According to Europeche, the ban agreed yesterday by the EU Parliament, the Council and the European Commission is arbitrary, responding only to political interests and not to real environmental threats. The ban is included in the regulation of deep-sea fisheries agreed upon yesterday.
‘It is a pity that the EU has included an 800 metre ban since it undermines the legitimacy of the measures of the Regional Fisheries Management Organisations (RFMOs), namely NEAFC, and repeats the mistake to demonise, without any scientific evidence, a highly regulated and effectively managed fishing gear by RFMOs and Member States,’ said Europêche President Javier Garat.
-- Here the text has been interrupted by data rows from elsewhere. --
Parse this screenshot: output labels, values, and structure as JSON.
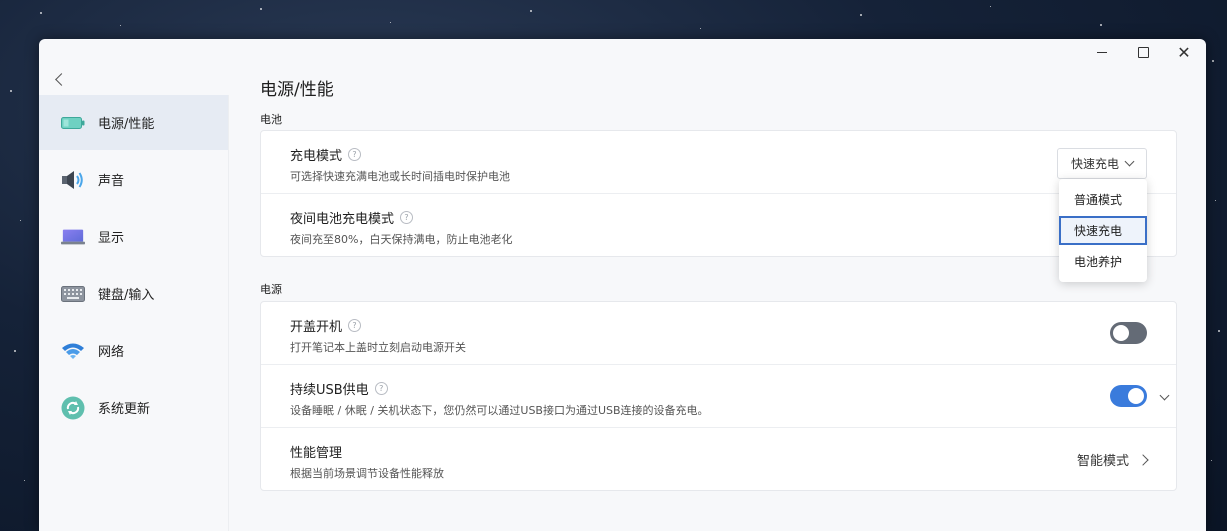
{
  "window": {
    "title": ""
  },
  "nav": {
    "back_icon": "chevron-left-icon",
    "items": [
      {
        "label": "电源/性能",
        "icon": "battery-icon",
        "active": true
      },
      {
        "label": "声音",
        "icon": "speaker-icon",
        "active": false
      },
      {
        "label": "显示",
        "icon": "laptop-display-icon",
        "active": false
      },
      {
        "label": "键盘/输入",
        "icon": "keyboard-icon",
        "active": false
      },
      {
        "label": "网络",
        "icon": "wifi-icon",
        "active": false
      },
      {
        "label": "系统更新",
        "icon": "update-icon",
        "active": false
      }
    ]
  },
  "page": {
    "title": "电源/性能",
    "battery_section": {
      "label": "电池",
      "charge_mode": {
        "title": "充电模式",
        "desc": "可选择快速充满电池或长时间插电时保护电池",
        "selected": "快速充电",
        "options": [
          "普通模式",
          "快速充电",
          "电池养护"
        ]
      },
      "night_charge": {
        "title": "夜间电池充电模式",
        "desc": "夜间充至80%，白天保持满电，防止电池老化"
      }
    },
    "power_section": {
      "label": "电源",
      "lid_power_on": {
        "title": "开盖开机",
        "desc": "打开笔记本上盖时立刻启动电源开关",
        "enabled": false
      },
      "usb_power": {
        "title": "持续USB供电",
        "desc": "设备睡眠 / 休眠 / 关机状态下，您仍然可以通过USB接口为通过USB连接的设备充电。",
        "enabled": true
      },
      "performance": {
        "title": "性能管理",
        "desc": "根据当前场景调节设备性能释放",
        "value": "智能模式"
      }
    }
  },
  "colors": {
    "accent": "#3a7bdc",
    "toggle_off": "#646b76",
    "active_nav_bg": "#e6ebf3"
  }
}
‘The fishing grounds where the trawl fleets operate represent a relatively small portion of the ocean and are selected areas, which have been highly productive for decades and will remain so, if properly controlled and monitored, as it has been the case up until now,’ he continued, commenting that the rest of the regulation is acceptable to the sector, whose main aim is to carry out responsible and sustainable fishing activities.’
Europêche welcomes measures agreed for the protection of vulnerable marine ecosystems (VMEs) and for better management of deep-sea species. Many of these respond to demands promoted by the sector itself or are in fact already existing measures regulated by the North East Atlantic Fisheries Commission (NEAFC). These include total or temporary closure of areas where there are VMEs; freezing the footprint of fishing activities in deep waters and exploratory fishing in new areas (based on impact assessments).
Europeche also supports the protocol to be followed by fishing vessels operating in depths greater than 400 metres when they encounter VMEs, which halts fishing activity until the vessel is at least five miles away from those fishing grounds.
The institutions have also adopted a number of measures for the improvement and greater transparency of information on VMEs. Therefore, EU vessels now must provide data on the species targeted in these areas and the Member States must provide the location of these ecosystems and carry out their impact assessments. In addition, from now on, 20% of vessels targeting deep sea species will have to carry a scientific observer to ensure data accuracy. Europeche believes that these measures will enable scientists to have better information on fishing activities and therefore make better assessments and management recommendations.
The new deep sea fishing regulation will have to be formally approved by the Council, the Committee on Fisheries of the European Parliament and subsequently by the plenary of the European Parliament, expected in November.